ASSEMBLY RESOLUTION No. 131

STATE OF NEW JERSEY

221st LEGISLATURE

 

INTRODUCED MAY 2, 2024

 


 

Sponsored by:

Assemblywoman  SHANIQUE SPEIGHT

District 29 (Essex and Hudson)

Assemblywoman  SHAVONDA E. SUMTER

District 35 (Bergen and Passaic)

Assemblywoman  CARMEN THERESA MORALES

District 34 (Essex)

 

 

 

 

SYNOPSIS

     Urges federal government to raise federal poverty line for public assistance programs.

 

CURRENT VERSION OF TEXT

     As introduced.

  


An Assembly Resolution urging the federal government to raise the federal poverty line for public assistance programs.

 

Whereas, The federal poverty line is an inaccurate measurement of poverty, preventing many poor Americans from accessing public assistance programs such as Medicaid, the Supplemental Nutrition Program, and Temporary Assistance to Needy Families, among others; and

Whereas, The current federal poverty line was developed in the 1960s and was based on a household’s ability to purchase basic foodstuffs alone; and

Whereas, Aside from adjusting for inflation, this calculation has not changed since its inception; and

Whereas, Over the past sixty years, housing, transportation, child care, and medical costs‑all of which are not included in the federal government’s poverty calculation‑have risen exponentially; and

Whereas, As a result, nearly 53 million households cannot afford basic necessities such as food, housing, and health care, but only 37.9 million are officially recorded as living in poverty as of 2022; and

Whereas, Because the federal government uses the poverty threshold to determine eligibility for public assistance programs, any individual or household not captured by the official poverty calculation is unable to access life-saving social welfare; and

Whereas, Since 2020, the COVID-19 pandemic and the rampant rate of inflation have further compounded the cost-of-living crisis in America, increasing the financial burden on many poor Americans who can neither afford basic necessities nor access public assistance; and

Whereas, In addition, the recent trend toward raising the minimum wage across the country has had unintended consequences for low-wage earners who have lost access to public assistance programs in exchange for a marginal, and often insufficient, increase in pay, resulting in a benefits cliff; and

Whereas, This benefits cliff creates a disincentive to work, as low-wage earners often choose to be unemployed or work less rather than lose access to crucial public assistance programs; and

Whereas, By raising the federal poverty line, the federal government can more accurately report the number of impoverished Americans and, therefore, expand access to public assistance programs for all individuals and households who need it; now, therefore,

 

     Be It Resolved by the General Assembly of the State of New Jersey:

 

     1.  This House urges the federal government to raise the federal poverty line for public assistance programs.

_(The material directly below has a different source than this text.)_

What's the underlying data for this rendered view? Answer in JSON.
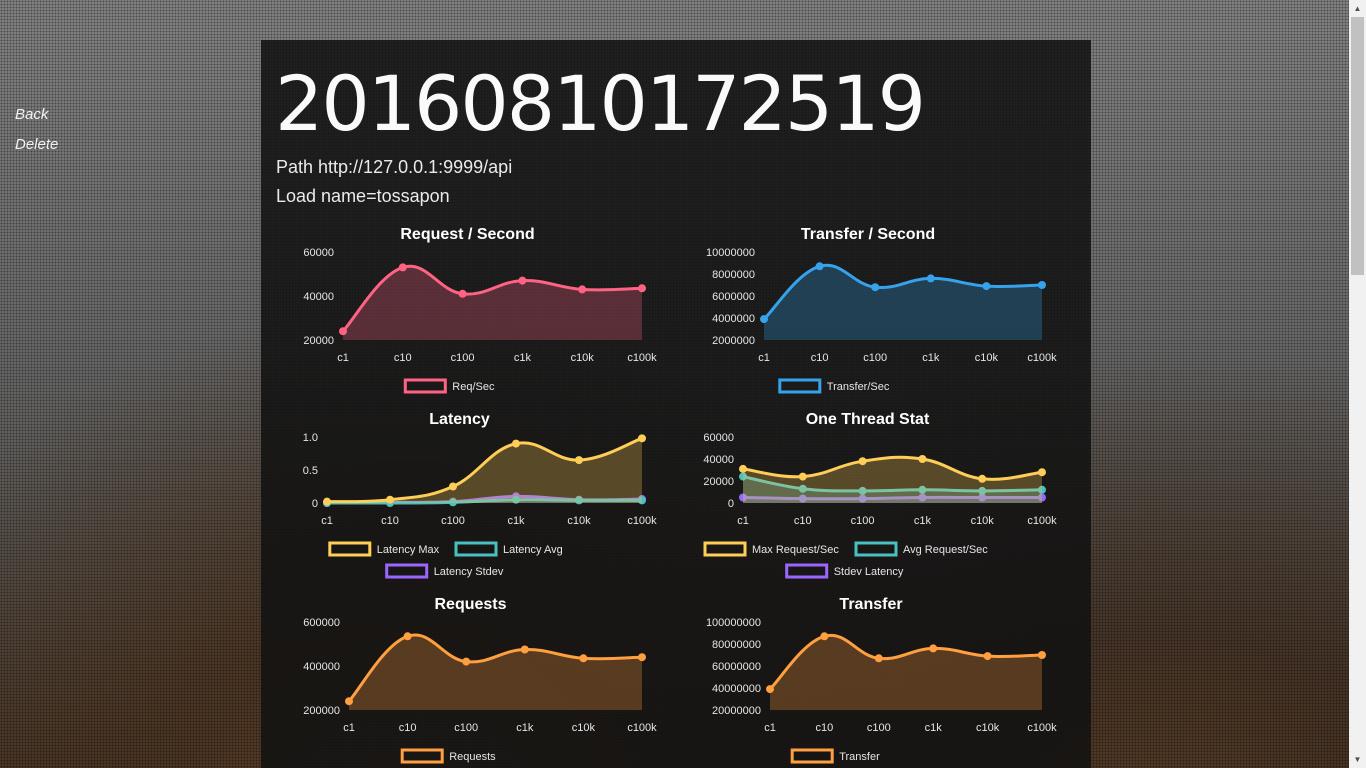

     2.  Copies of this resolution, as filed with the Secretary of State, shall be transmitted by the Clerk of the General Assembly to the President of the United States, the Speaker and Minority Leader of the House of Representatives, the Majority and Minority Leaders of the United States Senate, and every member of Congress elected from this State.

 

 

STATEMENT

 

     This resolution urges the federal government to raise the federal poverty line for public assistance programs.  The current federal poverty line was developed in the 1960s and was based on a household’s ability to afford basic foodstuffs alone; it did not account for other living expenses such as housing, transportation, child care, and health care, which have all risen exponentially in price over the past sixty years.  The federal government has not changed the original calculation for the poverty line since its inception, aside from adjusting for inflation.  Consequently, nearly 53 million households cannot afford basic necessities such as food, housing, and health care, but only 37.9 million are officially recorded as living in poverty, as of 2022. 

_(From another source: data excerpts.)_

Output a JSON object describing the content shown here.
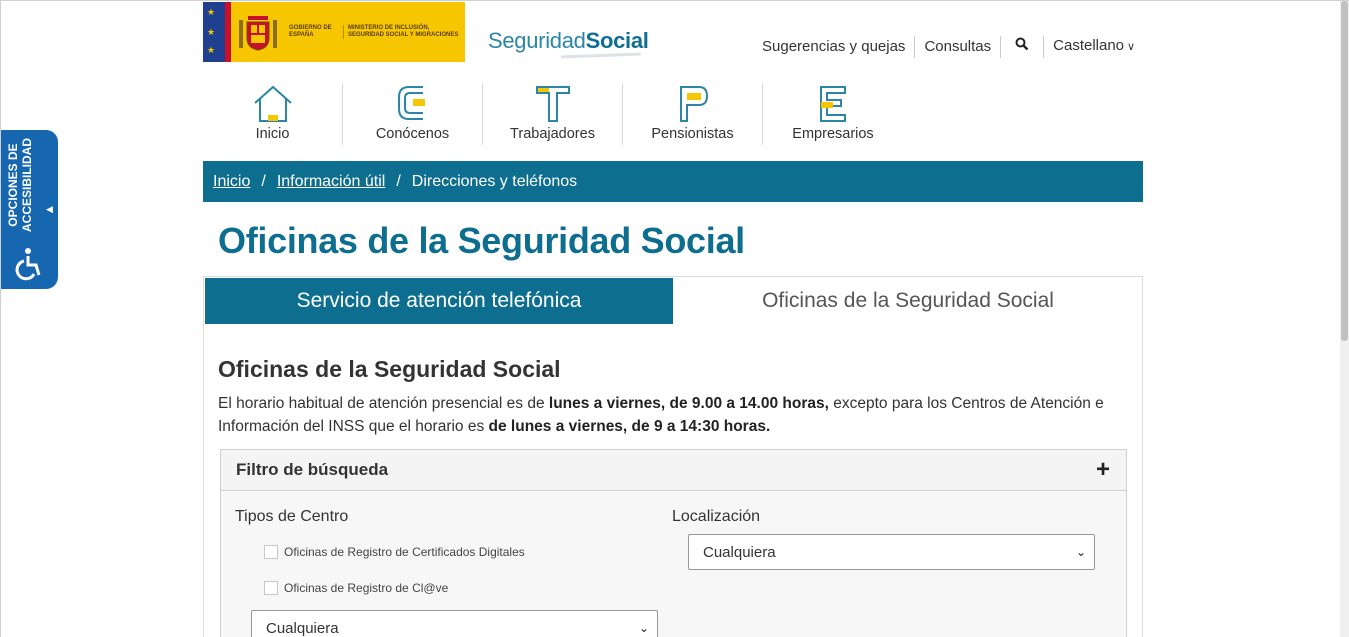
{
  "header": {
    "gov_line1": "Gobierno de España",
    "gov_line2": "Ministerio de Inclusión, Seguridad Social y Migraciones",
    "brand_light": "Seguridad",
    "brand_bold": "Social"
  },
  "topnav": {
    "items": [
      "Sugerencias y quejas",
      "Consultas"
    ],
    "search_icon": "search-icon",
    "language": "Castellano"
  },
  "mainnav": [
    {
      "label": "Inicio",
      "icon": "home-icon"
    },
    {
      "label": "Conócenos",
      "icon": "letter-c-icon"
    },
    {
      "label": "Trabajadores",
      "icon": "letter-t-icon"
    },
    {
      "label": "Pensionistas",
      "icon": "letter-p-icon"
    },
    {
      "label": "Empresarios",
      "icon": "letter-e-icon"
    }
  ],
  "breadcrumb": {
    "items": [
      "Inicio",
      "Información útil",
      "Direcciones y teléfonos"
    ],
    "separator": "/"
  },
  "page": {
    "title": "Oficinas de la Seguridad Social"
  },
  "tabs": [
    {
      "label": "Servicio de atención telefónica",
      "active": true
    },
    {
      "label": "Oficinas de la Seguridad Social",
      "active": false
    }
  ],
  "section": {
    "title": "Oficinas de la Seguridad Social",
    "desc_1": "El horario habitual de atención presencial es de ",
    "desc_b1": "lunes a viernes, de 9.00 a 14.00 horas,",
    "desc_2": " excepto para los Centros de Atención e Información del INSS que el horario es ",
    "desc_b2": "de lunes a viernes, de 9 a 14:30 horas."
  },
  "filter": {
    "title": "Filtro de búsqueda",
    "toggle": "+",
    "tipos_label": "Tipos de Centro",
    "localizacion_label": "Localización",
    "checkboxes": [
      "Oficinas de Registro de Certificados Digitales",
      "Oficinas de Registro de Cl@ve"
    ],
    "tipo_select": "Cualquiera",
    "loc_select": "Cualquiera"
  },
  "accessibility": {
    "label_line1": "OPCIONES DE",
    "label_line2": "ACCESIBILIDAD"
  },
  "colors": {
    "primary": "#0e6e8f",
    "accent": "#f6c700",
    "a11y": "#1666b0"
  }
}
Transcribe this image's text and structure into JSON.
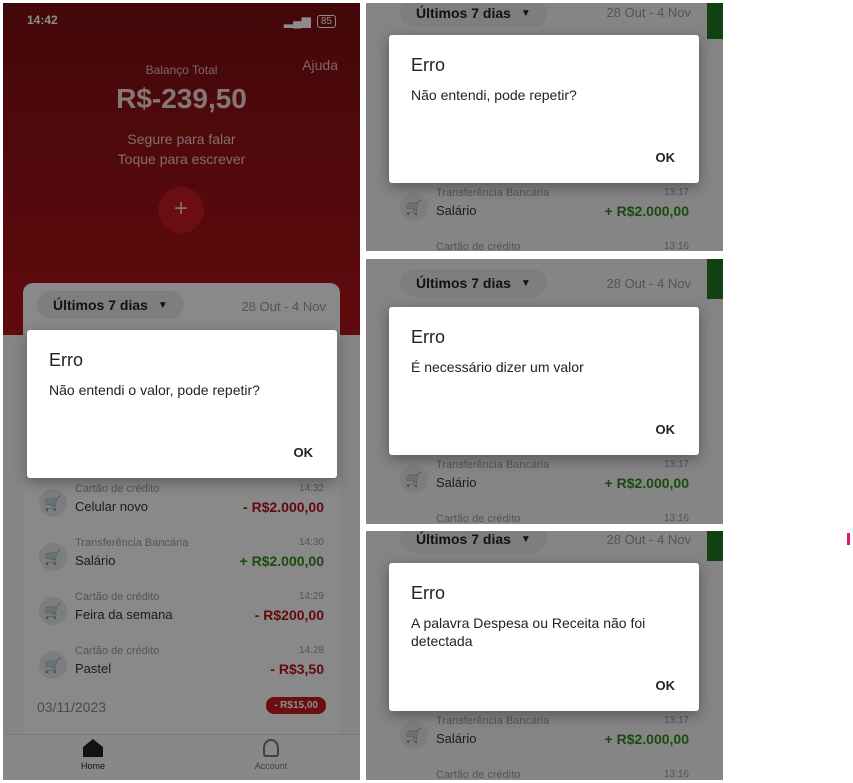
{
  "main": {
    "status_time": "14:42",
    "status_right": "85",
    "help": "Ajuda",
    "balance_label": "Balanço Total",
    "balance_value": "R$-239,50",
    "hint_line1": "Segure para falar",
    "hint_line2": "Toque para escrever",
    "add_symbol": "+",
    "period": "Últimos 7 dias",
    "date_range": "28 Out - 4 Nov",
    "dialog": {
      "title": "Erro",
      "message": "Não entendi o valor, pode repetir?",
      "ok": "OK"
    },
    "transactions": [
      {
        "sub": "Cartão de crédito",
        "name": "Celular novo",
        "time": "14:32",
        "value": "- R$2.000,00",
        "kind": "neg"
      },
      {
        "sub": "Transferência Bancária",
        "name": "Salário",
        "time": "14:30",
        "value": "+ R$2.000,00",
        "kind": "pos"
      },
      {
        "sub": "Cartão de crédito",
        "name": "Feira da semana",
        "time": "14:29",
        "value": "- R$200,00",
        "kind": "neg"
      },
      {
        "sub": "Cartão de crédito",
        "name": "Pastel",
        "time": "14:28",
        "value": "- R$3,50",
        "kind": "neg"
      }
    ],
    "day_date": "03/11/2023",
    "day_total": "- R$15,00",
    "nav": {
      "home": "Home",
      "account": "Account"
    }
  },
  "panels": [
    {
      "period": "Últimos 7 dias",
      "date_range": "28 Out - 4 Nov",
      "dialog": {
        "title": "Erro",
        "message": "Não entendi, pode repetir?",
        "ok": "OK"
      },
      "tx1": {
        "sub": "Transferência Bancária",
        "name": "Salário",
        "time": "13:17",
        "value": "+ R$2.000,00"
      },
      "tx2": {
        "sub": "Cartão de crédito",
        "time": "13:16"
      }
    },
    {
      "period": "Últimos 7 dias",
      "date_range": "28 Out - 4 Nov",
      "dialog": {
        "title": "Erro",
        "message": "É necessário dizer um valor",
        "ok": "OK"
      },
      "tx1": {
        "sub": "Transferência Bancária",
        "name": "Salário",
        "time": "13:17",
        "value": "+ R$2.000,00"
      },
      "tx2": {
        "sub": "Cartão de crédito",
        "time": "13:16"
      }
    },
    {
      "period": "Últimos 7 dias",
      "date_range": "28 Out - 4 Nov",
      "dialog": {
        "title": "Erro",
        "message": "A palavra Despesa ou Receita não foi detectada",
        "ok": "OK"
      },
      "tx1": {
        "sub": "Transferência Bancária",
        "name": "Salário",
        "time": "13:17",
        "value": "+ R$2.000,00"
      },
      "tx2": {
        "sub": "Cartão de crédito",
        "time": "13:16"
      }
    }
  ],
  "colors": {
    "brand_red": "#b0141a",
    "positive": "#2d8a16",
    "negative": "#b3131a",
    "accent_green": "#1f7a22",
    "marker": "#e0187a"
  }
}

     The poverty threshold is used to determine eligibility for public assistance programs.  As a result, the individuals and households who do not earn enough money to support their basic needs but do not meet the stringent limits of the current federal poverty line are without access to public assistance.  Since 2020, the COVID-19 pandemic and the rampant rate of inflation have only worsened the cost-of-living crisis, increasing the financial burden on many poor Americans who cannot access social welfare.  In addition, recent policies to raise the minimum wage across the country have had unintended consequences for low-wage earners who have lost access to public assistance in exchange for a marginal, and often insufficient, increase in pay, resulting in a benefits cliff.  By raising the federal poverty line, the federal government can more accurately report the number of impoverished Americans and, therefore, expand access to public assistance programs for the individuals and households who need it.